The bad situation and the political storms are mostly about money, and they portend major developments on the horizon for the state and at the ballot box.

The state does not have enough money to cover expenses. It will be $3.7 billion short this season. It is facing automatic spending cuts that lawmakers and the governor agreed to earlier this year in order to get a budget passed. Those cuts come on top of big slashes to the state budget, and are taking their toll on state programs, from welfare and education to state parks. There’s debate on whether the legislature could modify the triggers, but there’s not much inclination to do that.

So Governor Brown’s modest approval ratings could take a major dive, should the “triggers” go into effect and cut services even more.

In several respects, California’s budget dilemmas parallel the national picture. Democrats and Republicans are at loggerheads over taxes and spending, with the GOP refusing to approve any tax increases or public votes on tax increases. The Republicans are distinct minority in the legislature, but they can kill tax measures, which require a two-thirds vote to pass. The state Democrats don’t like the cuts to programs, especially for the poor, but have gone along with the governor in reluctantly supporting them, faced with no other choice — at least for now. But there may be choices coming up.

The fallout from this mess takes many forms. For starters, the legislature is far less popular than the governor: only 22 percent of Californians approve of how lawmakers are doing their jobs, while 62 percent disapprove. (That’s actually better than how they perceive Congress: only 10 per cent of Californians approve of the job they’re doing, while 84 percent disapprove.)

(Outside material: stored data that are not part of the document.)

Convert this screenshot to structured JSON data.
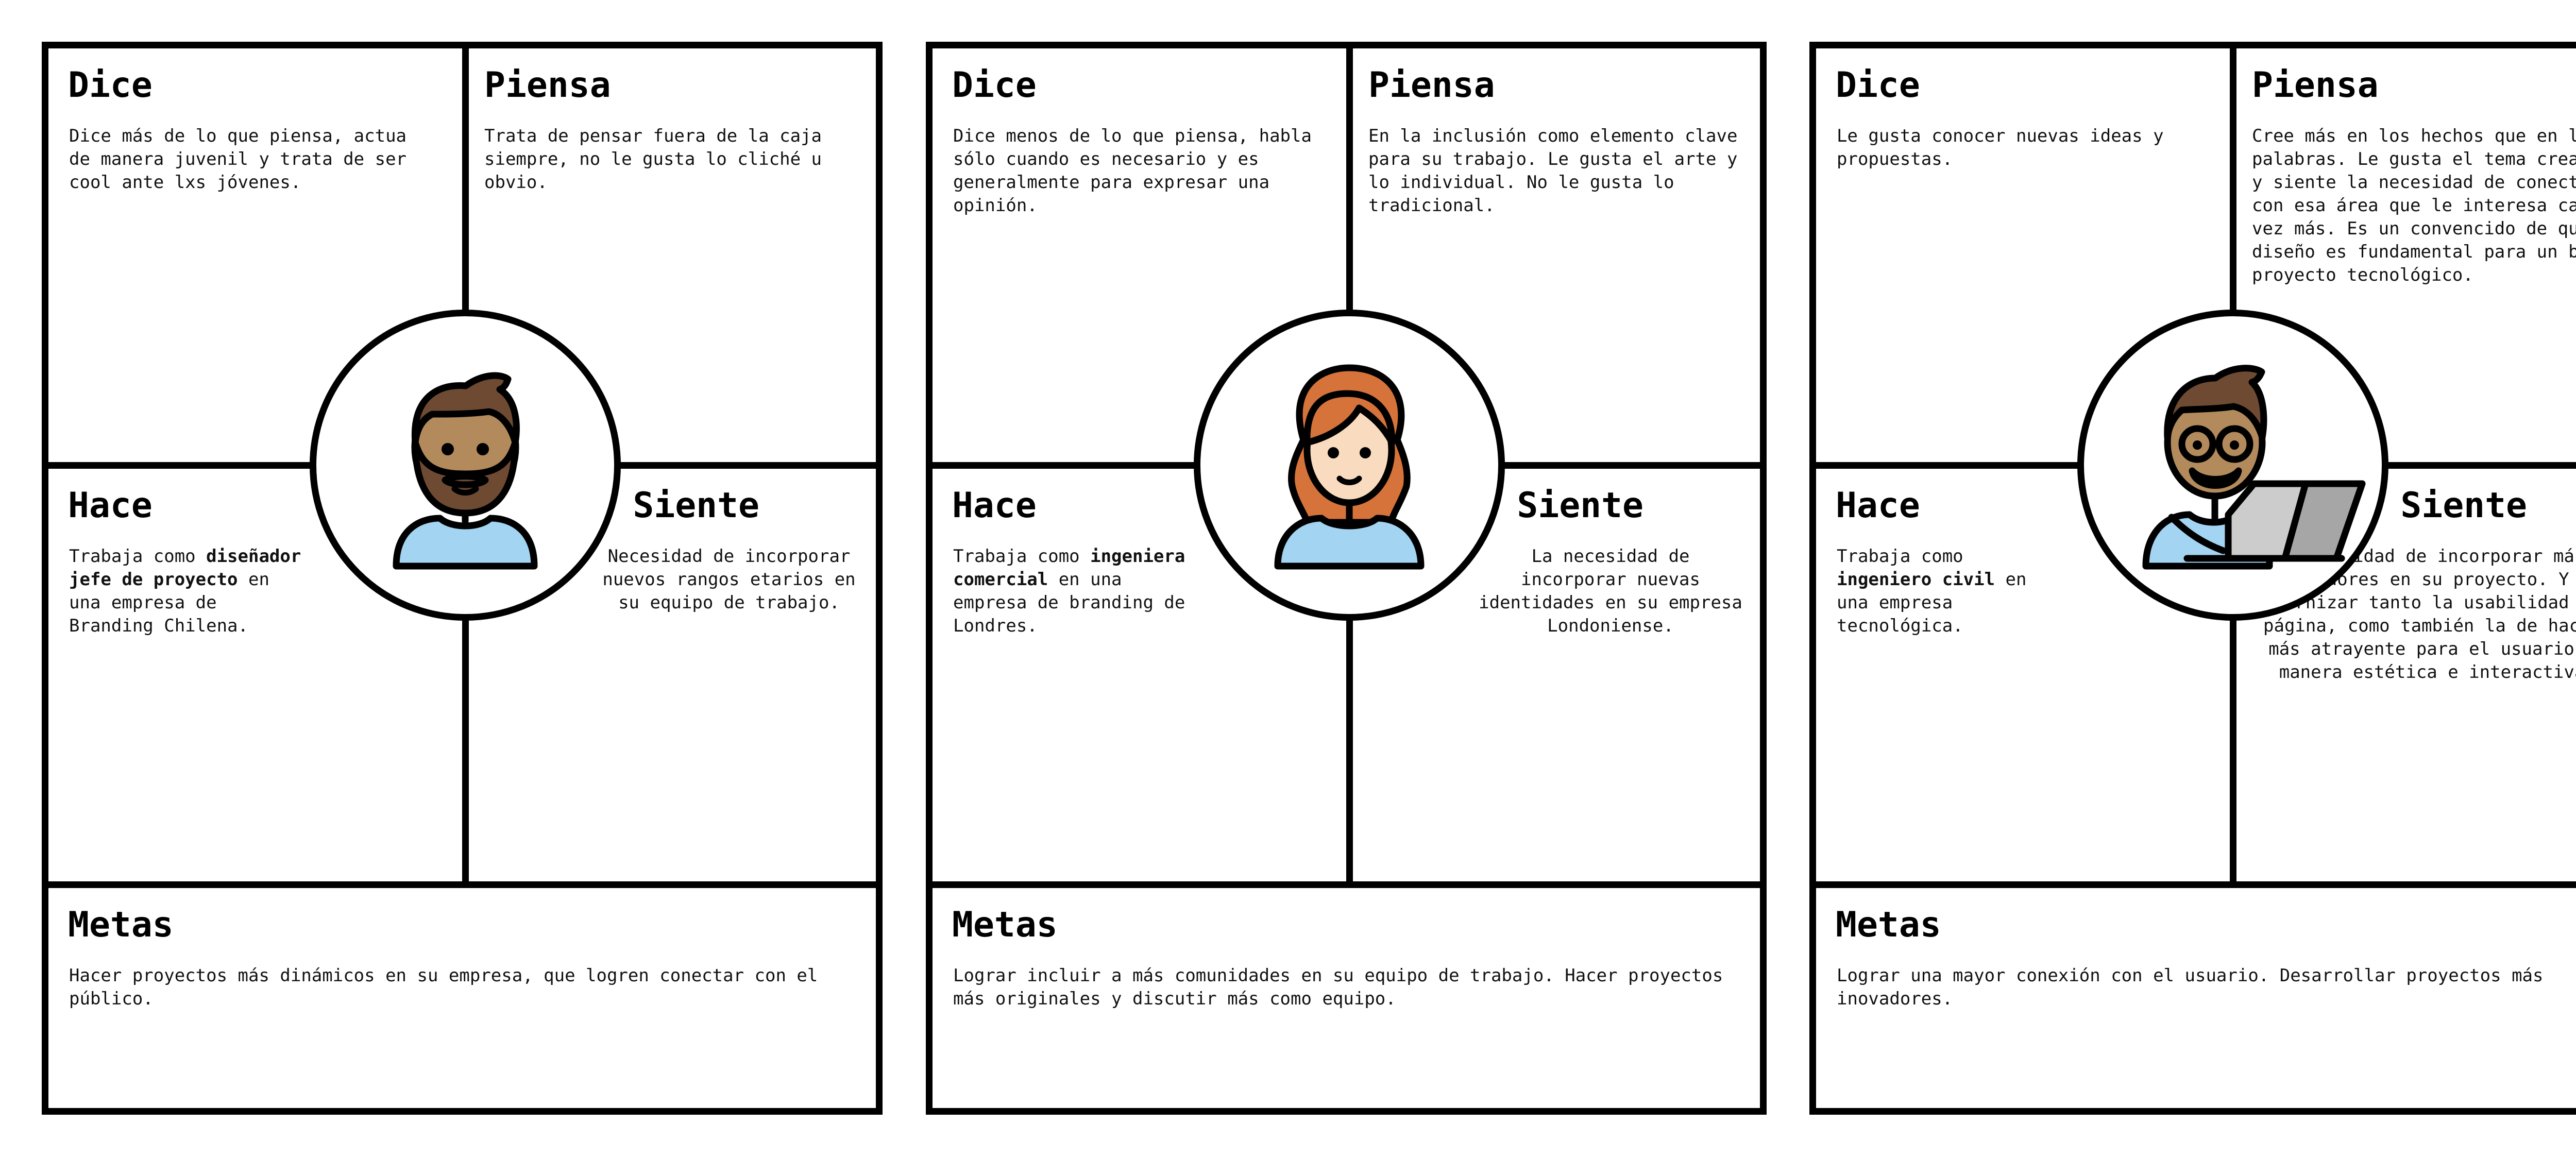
{
  "cards": [
    {
      "avatar": "bearded-man-icon",
      "dice": {
        "title": "Dice",
        "text": "Dice más de lo que piensa, actua de manera juvenil y trata de ser cool ante lxs jóvenes."
      },
      "piensa": {
        "title": "Piensa",
        "text": "Trata de pensar fuera de la caja siempre, no le gusta lo cliché u obvio."
      },
      "hace": {
        "title": "Hace",
        "text_before": "Trabaja como ",
        "bold": "diseñador jefe de proyecto",
        "text_after": " en una empresa de Branding Chilena."
      },
      "siente": {
        "title": "Siente",
        "text": "Necesidad de incorporar nuevos rangos etarios en su equipo de trabajo."
      },
      "metas": {
        "title": "Metas",
        "text": "Hacer proyectos más dinámicos en su empresa, que logren conectar con el público."
      }
    },
    {
      "avatar": "red-haired-woman-icon",
      "dice": {
        "title": "Dice",
        "text": "Dice menos de lo que piensa, habla sólo cuando es necesario y es generalmente para expresar una opinión."
      },
      "piensa": {
        "title": "Piensa",
        "text": "En la inclusión como elemento clave para su trabajo. Le gusta el arte y lo individual. No le gusta lo tradicional."
      },
      "hace": {
        "title": "Hace",
        "text_before": "Trabaja como ",
        "bold": "ingeniera comercial",
        "text_after": " en una empresa de branding de Londres."
      },
      "siente": {
        "title": "Siente",
        "text": "La necesidad de incorporar nuevas identidades en su empresa Londoniense."
      },
      "metas": {
        "title": "Metas",
        "text": "Lograr incluir a más comunidades en su equipo de trabajo. Hacer proyectos más originales y discutir más como equipo."
      }
    },
    {
      "avatar": "man-with-laptop-icon",
      "dice": {
        "title": "Dice",
        "text": "Le gusta conocer nuevas ideas y propuestas."
      },
      "piensa": {
        "title": "Piensa",
        "text": "Cree más en los hechos que en las palabras. Le gusta el tema creativo y siente la necesidad de conectar con esa área que le interesa cada vez más. Es un convencido de que el diseño es fundamental para un buen proyecto tecnológico."
      },
      "hace": {
        "title": "Hace",
        "text_before": "Trabaja como ",
        "bold": "ingeniero civil",
        "text_after": " en una empresa tecnológica."
      },
      "siente": {
        "title": "Siente",
        "text": "Necesidad de incorporar más diseñadores en su proyecto. Y así, modernizar tanto la usabilidad de su página, como también la de hacerla más atrayente para el usuario (de manera estética e interactiva)."
      },
      "metas": {
        "title": "Metas",
        "text": "Lograr una mayor conexión con el usuario. Desarrollar proyectos más inovadores."
      }
    }
  ],
  "colors": {
    "border": "#000000",
    "shirt": "#a3d4f2",
    "skin_tan": "#b38a5c",
    "skin_light": "#f9dcc0",
    "hair_brown": "#6e4a32",
    "hair_red": "#d5733a",
    "laptop": "#cccccc"
  }
}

Brown realizes he has got to do something to try to remedy the financial situation, since going to the legislature obviously doesn’t work, and the cuts could be devastating. So very soon he will launch a campaign to put on the ballot a measure to boost revenues by $7 billion over a five-year period, by raising taxes on California individuals making more than $250,000 a year and temporarily raising sales taxes half a cent. Taxing high-income people should be popular, but the sales tax increase could face opposition. California voters have not often looked kindly on tax increases, but this time — some analysts say — the situation is dire. The vote would come next November.

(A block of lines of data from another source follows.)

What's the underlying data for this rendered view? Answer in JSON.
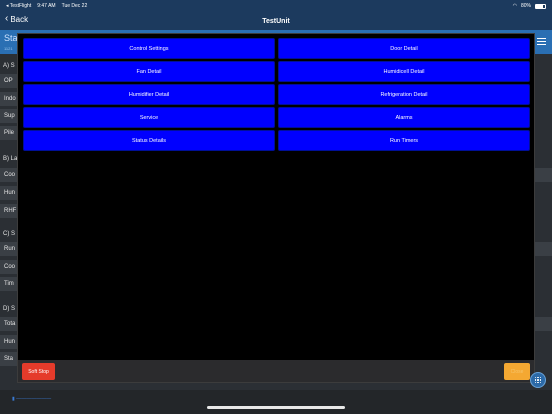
{
  "status_bar": {
    "app": "◂ TestFlight",
    "time": "9:47 AM",
    "date": "Tue Dec 22",
    "battery": "80%"
  },
  "nav": {
    "back_label": "Back",
    "title": "TestUnit"
  },
  "background": {
    "header_title": "Sta",
    "header_sub": "1121",
    "sections": [
      {
        "label": "A) S",
        "rows": [
          "OP",
          "Indo",
          "Sup",
          "Pile"
        ]
      },
      {
        "label": "B) La",
        "rows": [
          "Coo",
          "Hun",
          "RHF"
        ]
      },
      {
        "label": "C) S",
        "rows": [
          "Run",
          "Coo",
          "Tim"
        ]
      },
      {
        "label": "D) S",
        "rows": [
          "Tota",
          "Hun",
          "Sta"
        ]
      }
    ]
  },
  "menu": {
    "left": [
      "Control Settings",
      "Fan Detail",
      "Humidifier Detail",
      "Service",
      "Status Details"
    ],
    "right": [
      "Door Detail",
      "Humidicell Detail",
      "Refrigeration Detail",
      "Alarms",
      "Run Timers"
    ]
  },
  "footer": {
    "soft_stop": "Soft Stop",
    "close": "Close"
  },
  "colors": {
    "menu_button": "#0000ff",
    "soft_stop": "#e53b2b",
    "close": "#f4a832",
    "nav": "#1c3a5e"
  }
}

But complicating the chances for Brown’s plan are several other tax and reorganization measures headed for a vote on the same November ballot, if their proponents can gather enough signatures:

*A group of well-known, mostly wealthy Californians called Think Long, organized by nomadic billionaire Nicholas Berggruen, has proposed lowering the state’s income taxes for individuals and corporations, and imposing a sales tax on services; this would boost revenues by $10 billion, Berggruen and his cohorts say. But will Californians vote to lower taxes for the wealthy?

*The California Federation of Teachers (one of two teachers’ unions) wants to raise taxes for millionaires, with most of the money going to schools.

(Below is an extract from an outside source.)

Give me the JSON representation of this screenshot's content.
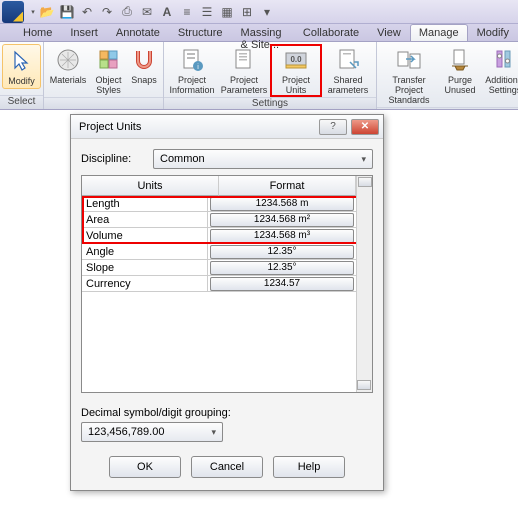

*Another plan to rescue the beleaguered schools comes from civil rights advocate Molly Munger (with ties to Warren Buffett), which would raise income taxes, except for the poor.

*And Californians for Clean Energy and Jobs is planning to raise $1.1 billion by raising corporate taxes on out of state businesses, to fund clean energy projects.

There are other plans as well — and voters could well be confused by next November’s ballot. Should the economy improve by then, no one knows what the effect on tax measures would be. And that, in turn, could trigger its own backlash to the governor’s proposal.

So while next November’s ballot may not be crowded with races for office (except for president), the fate of California’s dysfunctional government could ride on those impending — and potentially confusing — tax measures that are making their way toward the voting booth, and on the popularity of Jerry Brown, who will have to campaign hard for his proposals — even though he personally won’t be on the ballot.